I'm not big on New Year's resolutions. They never seem to last more than a month or two.
But I am big - and you should be, too - on setting golf goals for the year. Most people set these goals based on improvement milestones - for example, breaking 80 for the first time.
This year, I'm setting a unique goal I've never considered before: Playing all the best local courses within a 200-mile radius. Obviously, the pandemic continues and that leaves golf travel off-limits for many of us. The current COVID-19 surge in California requires anyone who travels outside of 200 miles from where they live in the Bay Area to quarantine for at least 10 days when they return.
I'm turning what feels like a restrictive prison sentence into what I hope is a golf-a-thon. We all have courses on our "local bucket list". It's time to check them off.
What is a local bucket list?
We all want to get back to life back to normal, but for now, that means staying close to home and making the best of it. Why not turn "golf travel" into a local scavenger hunt?
Day trips to play "local bucket list" courses were a regular thing when I lived in Michigan. Turns out, the longest one I ever attempted mirrored the parameters set by the pandemic - 205 miles each way from my Belleville home in metro Detroit to Roscommon's Forest Dunes Golf Club in northern Michigan. I remember it being the perfect day of golf, despite the 2 hours and 45 minutes on the road before and after the round.
Maybe this December 2020 review of Mill Quarter Plantation Country Club in Virginia will inspire you to seek what you haven't seen. The Golf Advisor user asked the poignant question in the title: "Wow ... why did we wait 25 years?" to play this particular course.
Maybe you can make a similarly thrilling discovery by moving outside your comfort zone. I don't know about you, but I generally have a four-course rotation near my home and stick to it. Usually it's price or distance that keeps most golfers from expanding their footprint. That needs to change.

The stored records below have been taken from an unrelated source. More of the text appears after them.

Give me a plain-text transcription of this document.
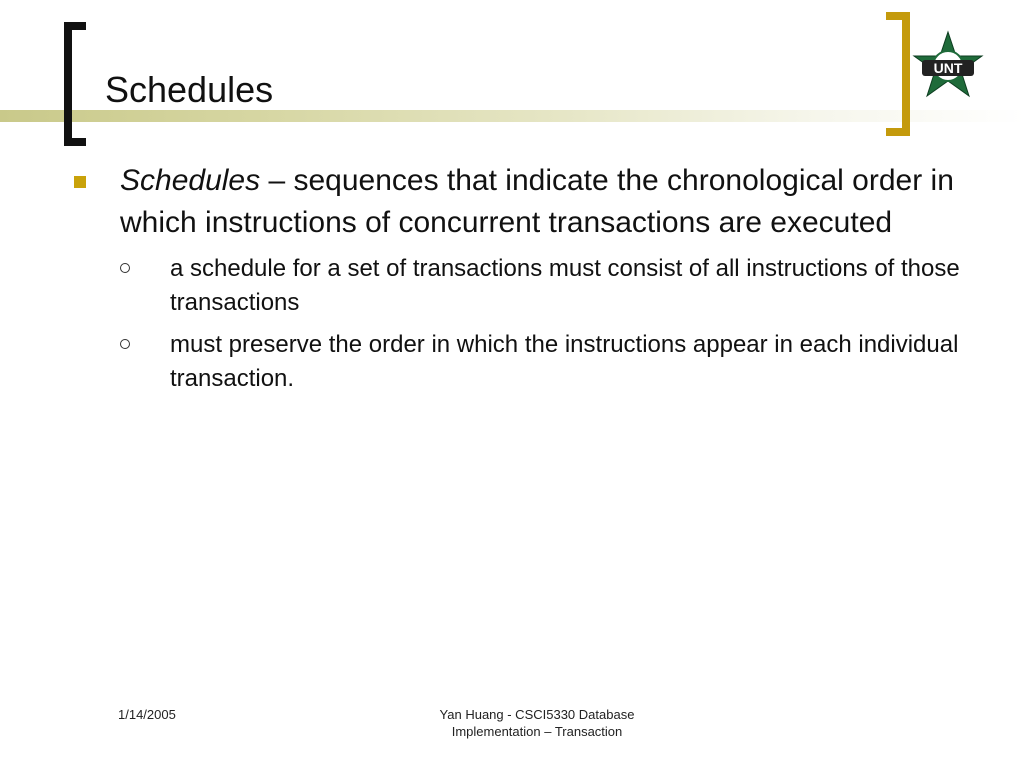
Schedules
UNT
Schedules – sequences that indicate the chronological order in which instructions of concurrent transactions are executed
a schedule for a set of transactions must consist of all instructions of those transactions
must preserve the order in which the instructions appear in each individual transaction.
1/14/2005	Yan Huang - CSCI5330 Database
Implementation – Transaction
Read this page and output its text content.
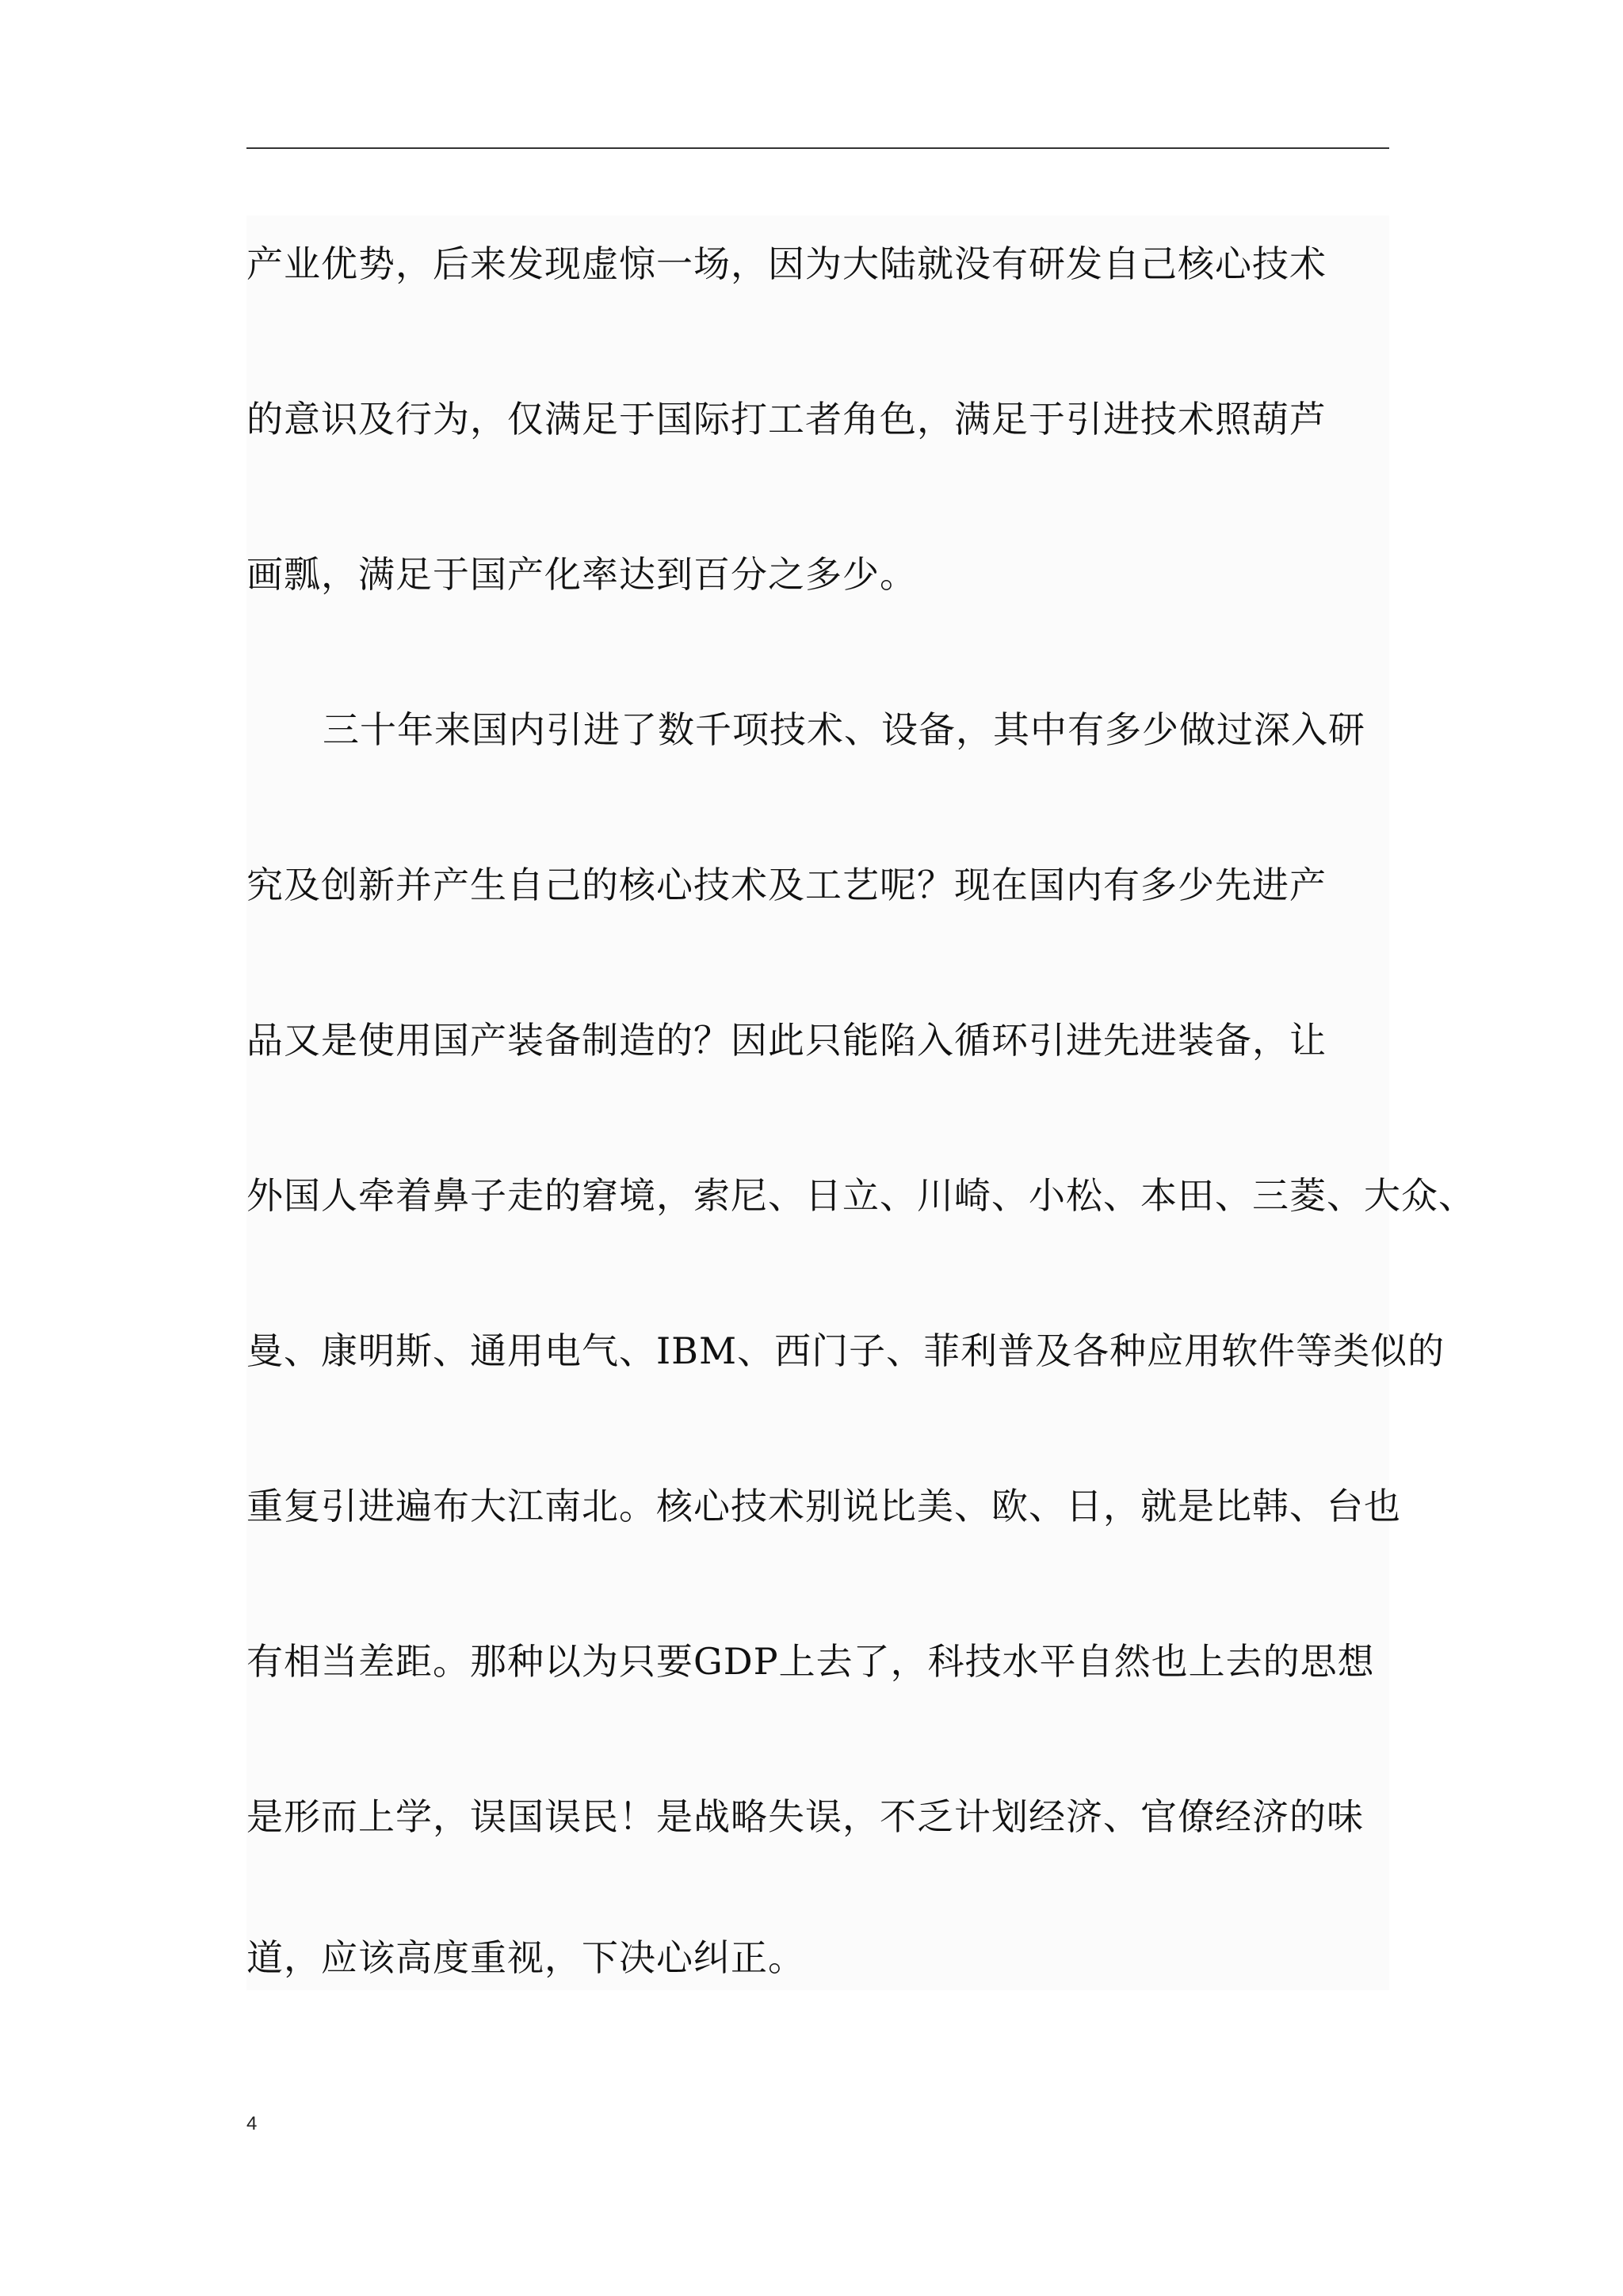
产业优势，后来发现虚惊一场，因为大陆就没有研发自己核心技术
的意识及行为，仅满足于国际打工者角色，满足于引进技术照葫芦
画瓢，满足于国产化率达到百分之多少。
三十年来国内引进了数千项技术、设备，其中有多少做过深入研
究及创新并产生自己的核心技术及工艺呢？现在国内有多少先进产
品又是使用国产装备制造的？因此只能陷入循环引进先进装备，让
外国人牵着鼻子走的窘境，索尼、日立、川崎、小松、本田、三菱、大众、
曼、康明斯、通用电气、IBM、西门子、菲利普及各种应用软件等类似的
重复引进遍布大江南北。核心技术别说比美、欧、日，就是比韩、台也
有相当差距。那种以为只要GDP上去了，科技水平自然也上去的思想
是形而上学，误国误民！是战略失误，不乏计划经济、官僚经济的味
道，应该高度重视，下决心纠正。
4
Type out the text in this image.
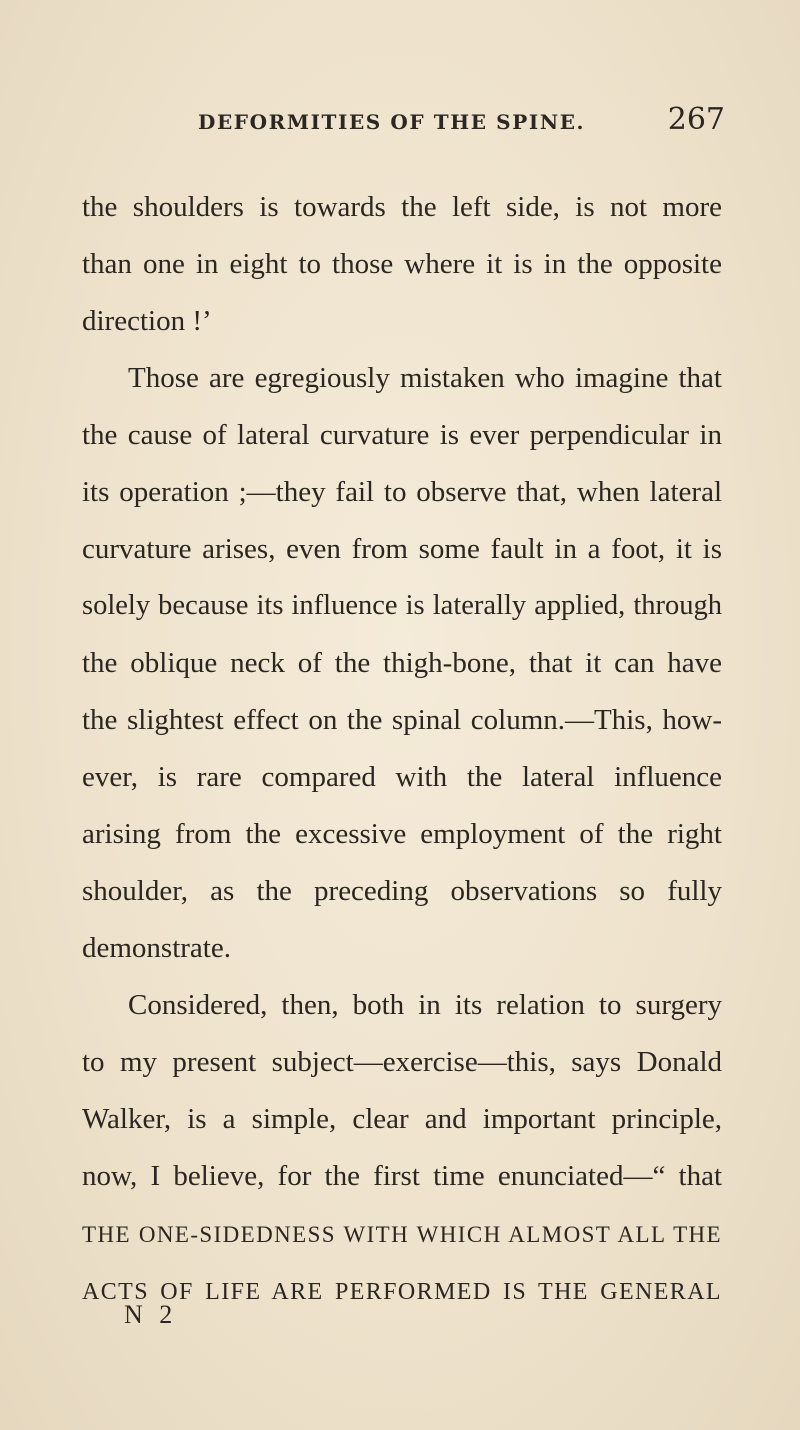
DEFORMITIES OF THE SPINE.	267
the shoulders is towards the left side, is not more
than one in eight to those where it is in the opposite
direction !’
Those are egregiously mistaken who imagine that
the cause of lateral curvature is ever perpendicular in
its operation ;—they fail to observe that, when lateral
curvature arises, even from some fault in a foot, it is
solely because its influence is laterally applied, through
the oblique neck of the thigh-bone, that it can have
the slightest effect on the spinal column.—This, how-
ever, is rare compared with the lateral influence
arising from the excessive employment of the right
shoulder, as the preceding observations so fully
demonstrate.
Considered, then, both in its relation to surgery
to my present subject—exercise—this, says Donald
Walker, is a simple, clear and important principle,
now, I believe, for the first time enunciated—“ that
THE ONE-SIDEDNESS WITH WHICH ALMOST ALL THE
ACTS OF LIFE ARE PERFORMED IS THE GENERAL
N 2
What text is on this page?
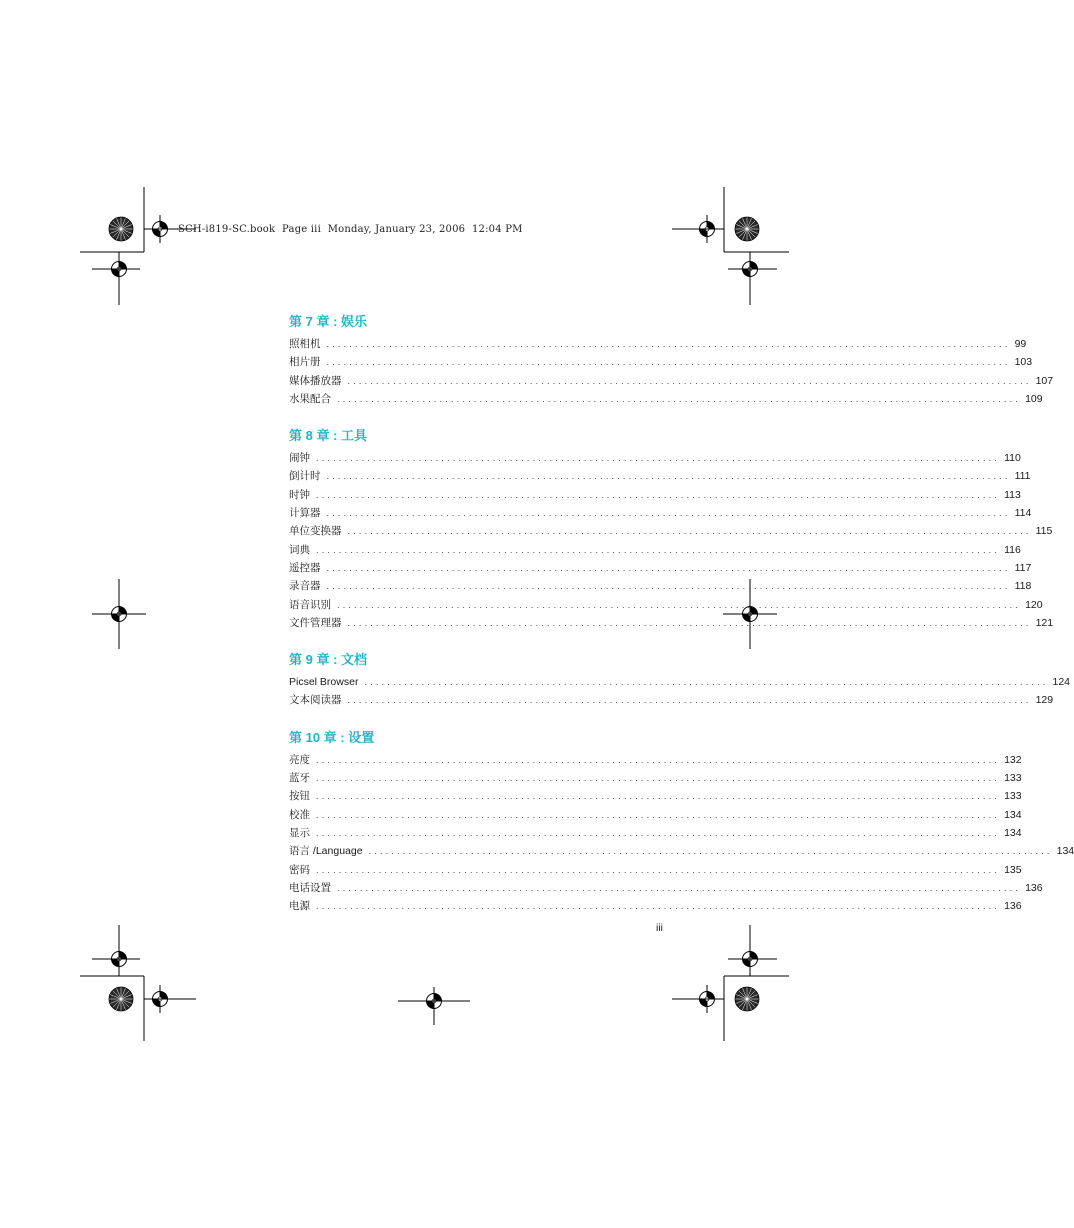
SCH-i819-SC.book  Page iii  Monday, January 23, 2006  12:04 PM
第 7 章 : 娱乐
照相机 ........................................................................................................................ 99
相片册 ........................................................................................................................ 103
媒体播放器 ........................................................................................................................ 107
水果配合 ........................................................................................................................ 109
第 8 章 : 工具
闹钟 ........................................................................................................................ 110
倒计时 ........................................................................................................................ 111
时钟 ........................................................................................................................ 113
计算器 ........................................................................................................................ 114
单位变换器 ........................................................................................................................ 115
词典 ........................................................................................................................ 116
遥控器 ........................................................................................................................ 117
录音器 ........................................................................................................................ 118
语音识别 ........................................................................................................................ 120
文件管理器 ........................................................................................................................ 121
第 9 章 : 文档
Picsel Browser ........................................................................................................................ 124
文本阅读器 ........................................................................................................................ 129
第 10 章 : 设置
亮度 ........................................................................................................................ 132
蓝牙 ........................................................................................................................ 133
按钮 ........................................................................................................................ 133
校准 ........................................................................................................................ 134
显示 ........................................................................................................................ 134
语言 /Language ........................................................................................................................ 134
密码 ........................................................................................................................ 135
电话设置 ........................................................................................................................ 136
电源 ........................................................................................................................ 136
iii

If you're keen to branch out like me, I recommend checking the course website, and probably even calling ahead before booking an online tee time, just to make sure they're open to non-local players. You never know what sort of restrictions a course outside your immediate area may have that you're not aware of.
My to-do list
I've only lived in San Jose for five years, so I've got a dozen or more nice public courses I still haven't seen. Top of the list are Pacific Grove Golf Links, the "Poor Man's Pebble Beach" on the Monterey Peninsula, and the Links at Bodega Harbour and Sea Ranch Golf Links, both in Sonoma County north of the Golden Gate Bridge. All three feature great views of the Pacific Ocean. Northwood Golf Club, a nine-hole Alister MacKenzie design among the redwoods in Monte Rio, is another interesting option.
Much to my wife's chagrin, we've never spent any time in the wine country of Napa or Livermore, either playing golf or savoring the tastings. In Napa County, Eagle Vines and Chardonnay Golf Club are the top public courses. Livermore in the "East Bay" boasts a nice 1-2 punch in Greg Norman's Wente Vineyards and Poppy Ridge, the 27-hole facility owned by the Northern California Golf Association.
And how can I forget Carmel Valley Ranch, the only Pete Dye design in northern California? That's a busy schedule for the next six months until, hopefully, the vaccine opens things up again.